Experiências como essa, apesar de sempre diferentes, guardam semelhanças proporcionais e por isso também nos ensinam lições básicas de como lidar com um inimigo invisível. Esse é o ensino poeticamente elaborado do Salmo 91.

Recitá-lo ou deixar a Bíblia aberta nessa passagem na sala de casa não espantará espíritos, nem afastará males ou coisas ruins.
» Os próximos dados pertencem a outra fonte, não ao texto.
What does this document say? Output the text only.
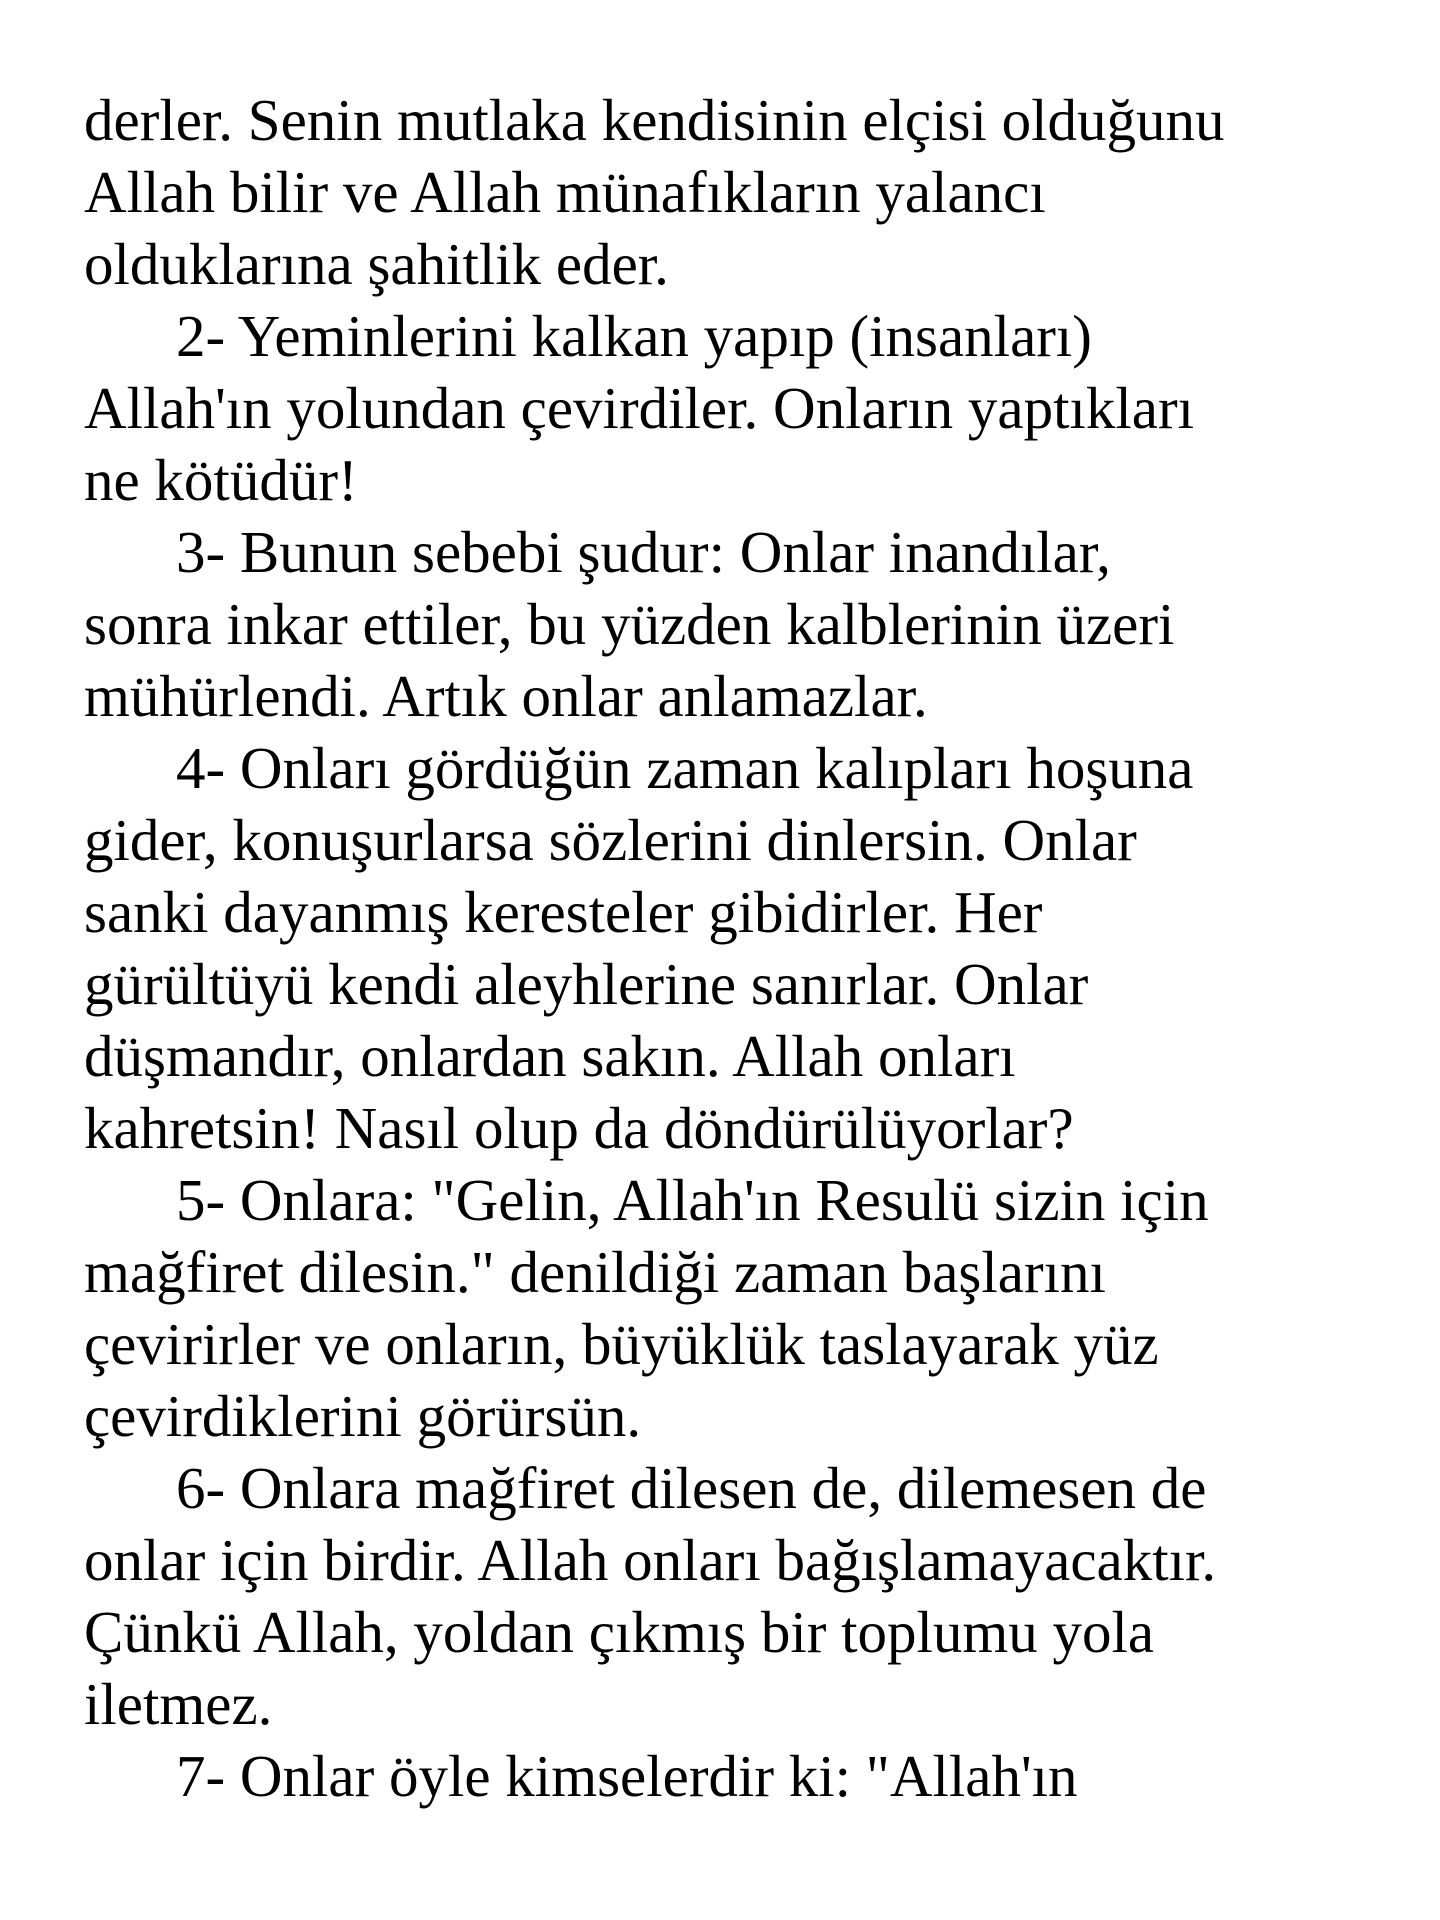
derler. Senin mutlaka kendisinin elçisi olduğunu
Allah bilir ve Allah münafıkların yalancı
olduklarına şahitlik eder.
2- Yeminlerini kalkan yapıp (insanları)
Allah'ın yolundan çevirdiler. Onların yaptıkları
ne kötüdür!
3- Bunun sebebi şudur: Onlar inandılar,
sonra inkar ettiler, bu yüzden kalblerinin üzeri
mühürlendi. Artık onlar anlamazlar.
4- Onları gördüğün zaman kalıpları hoşuna
gider, konuşurlarsa sözlerini dinlersin. Onlar
sanki dayanmış keresteler gibidirler. Her
gürültüyü kendi aleyhlerine sanırlar. Onlar
düşmandır, onlardan sakın. Allah onları
kahretsin! Nasıl olup da döndürülüyorlar?
5- Onlara: "Gelin, Allah'ın Resulü sizin için
mağfiret dilesin." denildiği zaman başlarını
çevirirler ve onların, büyüklük taslayarak yüz
çevirdiklerini görürsün.
6- Onlara mağfiret dilesen de, dilemesen de
onlar için birdir. Allah onları bağışlamayacaktır.
Çünkü Allah, yoldan çıkmış bir toplumu yola
iletmez.
7- Onlar öyle kimselerdir ki: "Allah'ın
O que move as pessoas a fazerem isso é a superstição e o misticismo popular fruto do desconhecimento de que o livramento dos males ocultos e dos perigos invisíveis não vem por magia ou encanto, ou mesmo pelo uso mágico da Bíblia, mas pela graciosa presença e ação de Deus em favor daqueles que o conhecem e nele confiam.

Este Salmo é uma poesia de confissão, de confiança corajosa, de certeza da proteção divina e, por último e mais importante, da revelação messiânica. O Salmo nos fala de basicamente 3 temas. São os seguintes:

O Deus Protetor

A primeira confissão feita no Salmo é a respeito de Deus como aquele que tem todo o poder. Acima dele não há ninguém mais, pois ele é o mais alto de todos, inclusive dos inimigos que a nós são invisíveis. Ele é o Altíssimo, o Todo-Poderoso. Nenhuma força oculta é mais forte que ele. Por isso, diante desse conhecimento, busca-se proteção nele. O Salmo utiliza figuras para falar da proteção de Deus àqueles que o buscam para encontrar segurança. Aquele que confia em Deus o experimentará como:

a) Refúgio e sombra sob o qual nos abrigamos tendo-o por nossa cobertura. Deus é um teto sobre nossas cabeças diante dos perigos da noite e uma sombra acima de nós nas aflições do dia.

b) Fortaleza para aqueles que enfrentam perseguição de um inimigo forte e numeroso. Deus é uma barreira intransponível para aqueles que se escondem nele. A sua fidelidade é como um grande escudo contra as grandes armas de guerra, e um escudo ágil contra as armas rápidas e letais.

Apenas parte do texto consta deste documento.